Investing your savings is essential. It can prove to be a valuable asset at the time of tax saving. Section 80 C of the Indian Income Tax Act,1961 includes investments from which you can save your income taxes.
The Income Tax Act provides you with certain benefits that can help you lower your taxes legitimately.
The options mentioned below can help you save taxes and claim benefits under Section 80C:
1. Equity Linked Saving Scheme (ELSS) Funds:
Currently, investing in ELSS funds is a great and one of the most preferred options under Section 80C. ELSS funds offer you high potential returns with the low lock-in periods of just 3 years. All you need to do is start investing in the top performing ELSS funds to reap the benefits.
Please note, these funds are subject to market changes.
The amount invested by you in ELSS fund in a particular Financial Year (FY) will be allowed as a deduction under Section 80C. There is no upper limit for the investment. However, the benefits are restricted to Rs. 1.5 lakh per year. Moreover, you can easily access your money with high potential returns in a short span.
Please note that any Long-term Capital Gain (LTCG) on the realisation of ELSS funds will be taxable @ 10% over and above Rs. 1 lakh.
2. Public Provident Fund (PPF):
Investing in a PPF is almost like a tradition for the Indian income earner. It has to be one the most popular ways of saving on taxes. An individual can invest as much as he pleases in an FY under PPF, but the deduction under Section 80C will be restricted to Rs.1.5 lakhs only.
PPF now holds an Exempt-Exempt-Exempt status under the Income Tax Act; which means that the yearly contributions such as the interest earned and the maturity amount are non-taxable to a PPF account holder.

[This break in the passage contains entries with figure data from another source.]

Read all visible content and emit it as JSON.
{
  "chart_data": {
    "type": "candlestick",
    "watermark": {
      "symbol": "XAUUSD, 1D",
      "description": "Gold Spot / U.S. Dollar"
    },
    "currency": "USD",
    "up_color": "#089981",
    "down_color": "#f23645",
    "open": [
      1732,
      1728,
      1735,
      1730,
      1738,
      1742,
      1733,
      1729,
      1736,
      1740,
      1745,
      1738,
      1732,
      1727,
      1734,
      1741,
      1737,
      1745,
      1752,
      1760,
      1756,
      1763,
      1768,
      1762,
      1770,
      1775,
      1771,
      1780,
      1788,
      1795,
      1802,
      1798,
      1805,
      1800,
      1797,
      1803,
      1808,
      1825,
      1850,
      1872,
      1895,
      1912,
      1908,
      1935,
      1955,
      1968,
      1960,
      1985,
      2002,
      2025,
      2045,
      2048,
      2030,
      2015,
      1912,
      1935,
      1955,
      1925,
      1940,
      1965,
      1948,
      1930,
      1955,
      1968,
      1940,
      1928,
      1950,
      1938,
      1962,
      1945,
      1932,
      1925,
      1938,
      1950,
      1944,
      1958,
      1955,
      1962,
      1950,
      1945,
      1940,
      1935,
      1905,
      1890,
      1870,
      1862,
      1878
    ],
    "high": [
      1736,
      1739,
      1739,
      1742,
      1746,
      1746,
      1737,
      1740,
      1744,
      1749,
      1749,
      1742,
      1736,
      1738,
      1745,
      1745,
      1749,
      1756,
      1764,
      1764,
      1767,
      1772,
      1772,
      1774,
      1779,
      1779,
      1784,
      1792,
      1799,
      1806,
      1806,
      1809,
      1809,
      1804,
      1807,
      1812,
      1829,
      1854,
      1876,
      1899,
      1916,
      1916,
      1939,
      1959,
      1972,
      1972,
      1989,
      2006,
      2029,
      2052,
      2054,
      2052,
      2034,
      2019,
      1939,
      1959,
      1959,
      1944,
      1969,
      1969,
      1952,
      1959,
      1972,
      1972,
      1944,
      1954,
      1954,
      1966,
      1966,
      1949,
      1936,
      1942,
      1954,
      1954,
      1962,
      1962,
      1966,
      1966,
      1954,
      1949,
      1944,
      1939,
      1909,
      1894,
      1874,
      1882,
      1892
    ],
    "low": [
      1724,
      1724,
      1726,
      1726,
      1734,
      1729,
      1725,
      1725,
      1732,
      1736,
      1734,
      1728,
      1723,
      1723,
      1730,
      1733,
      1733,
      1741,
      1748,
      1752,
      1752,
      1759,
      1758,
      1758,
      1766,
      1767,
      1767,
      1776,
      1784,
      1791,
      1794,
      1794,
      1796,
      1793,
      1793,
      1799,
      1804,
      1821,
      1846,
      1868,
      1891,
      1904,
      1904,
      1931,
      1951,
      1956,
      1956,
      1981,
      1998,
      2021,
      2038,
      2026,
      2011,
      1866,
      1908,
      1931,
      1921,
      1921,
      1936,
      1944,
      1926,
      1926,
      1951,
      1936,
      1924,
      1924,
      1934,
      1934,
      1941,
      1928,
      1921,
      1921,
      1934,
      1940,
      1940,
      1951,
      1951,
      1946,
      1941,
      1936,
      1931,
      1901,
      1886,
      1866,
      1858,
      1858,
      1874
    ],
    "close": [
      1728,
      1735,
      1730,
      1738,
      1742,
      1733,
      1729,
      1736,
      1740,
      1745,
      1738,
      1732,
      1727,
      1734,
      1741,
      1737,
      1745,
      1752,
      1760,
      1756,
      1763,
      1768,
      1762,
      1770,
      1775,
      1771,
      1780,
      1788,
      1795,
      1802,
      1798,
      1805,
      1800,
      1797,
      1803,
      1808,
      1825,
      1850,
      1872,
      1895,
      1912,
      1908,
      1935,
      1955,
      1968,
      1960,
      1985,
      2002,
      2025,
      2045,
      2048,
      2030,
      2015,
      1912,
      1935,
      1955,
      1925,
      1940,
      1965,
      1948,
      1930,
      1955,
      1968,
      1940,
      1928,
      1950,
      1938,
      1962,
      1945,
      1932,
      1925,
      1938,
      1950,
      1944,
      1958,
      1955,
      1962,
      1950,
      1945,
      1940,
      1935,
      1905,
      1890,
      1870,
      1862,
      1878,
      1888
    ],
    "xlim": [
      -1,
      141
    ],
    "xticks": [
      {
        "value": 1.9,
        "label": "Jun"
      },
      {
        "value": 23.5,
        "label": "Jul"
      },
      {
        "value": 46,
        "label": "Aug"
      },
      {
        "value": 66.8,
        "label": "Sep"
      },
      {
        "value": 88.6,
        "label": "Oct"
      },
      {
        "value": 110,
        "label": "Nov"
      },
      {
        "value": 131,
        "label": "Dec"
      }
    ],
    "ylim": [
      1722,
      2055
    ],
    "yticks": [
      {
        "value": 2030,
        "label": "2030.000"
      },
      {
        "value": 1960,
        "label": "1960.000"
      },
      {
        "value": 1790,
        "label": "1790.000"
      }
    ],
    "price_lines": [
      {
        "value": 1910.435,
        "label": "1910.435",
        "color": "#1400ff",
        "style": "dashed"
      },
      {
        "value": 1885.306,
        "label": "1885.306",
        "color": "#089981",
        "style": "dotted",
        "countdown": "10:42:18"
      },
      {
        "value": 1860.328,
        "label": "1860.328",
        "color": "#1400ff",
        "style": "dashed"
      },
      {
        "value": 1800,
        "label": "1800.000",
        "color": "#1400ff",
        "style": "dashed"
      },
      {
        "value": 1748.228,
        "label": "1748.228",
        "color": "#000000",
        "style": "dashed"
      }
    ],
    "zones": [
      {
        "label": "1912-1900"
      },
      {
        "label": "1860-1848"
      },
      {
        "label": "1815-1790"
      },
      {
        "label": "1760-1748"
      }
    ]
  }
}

Currently, PPF is offering 8% (subject to quarterly revisions) annual interest. If you are a risk-averse person, you should park your savings under PPF and enjoy tax benefits.
3. Life Insurance premium paid:
Insure your life, and enjoy the twofold benefits of life risk cover and tax savings. Make sure you choose a plan which suits your risk cover needs. Life insurance premium is payable every year and is eligible for benefits under Section 80C, restricted to a maximum of Rs. 1.5 Lakh.
You can claim all the premium paid by you on the insurance policies towards insuring yourself, your spouse, children or any member of the Hindu Undivided Family.
4. 5 year Bank Deposit (FD):
Many banking institutions offer tax saving fixed deposits where you can claim deductions under Section 80C of the Income Tax Act. Any deposit in the FD account is eligible for deduction maximum up to Rs.1.5 lakh. The interest earned on FD deposits are taxable, and the tenure of these bank deposits is a minimum of 5 years.
Please note, the premature withdrawal of the amount is not permitted. Currently, the interest rate of the five-year term deposits is 8% per annum. You will not have to pay taxes on the amount withdrawn after a lock-in period of 5 years.
5. Others investments under Section 80C:
a. Sukanya Samridhi Scheme – Investments made for the girl child under the Sukanya Samridhi Scheme provides you tax benefits. The benefits of the amount invested under Section 80C can go up to a maximum to Rs. 1.5 lakh.
You can avail the benefit for a maximum of 2 girl children, and a third can be considered in case of twins.
b. Home loan principal repayment – You can claim the deduction of the principal amount of your housing loan under Section 80C. The maximum limit for which is Rs. 1.5 lakh. These benefits can be availed only if the property is already constructed.
c. Stamp Duty and Registration Charges – Under Section 80C, you can avail deduction of the stamp duty and registration charges paid while buying a property.
The total deduction that can be claimed is up to Rs. 1.5 lakh. You can only avail the deduction only on the completion of construction and once you have the legal ownership of the house.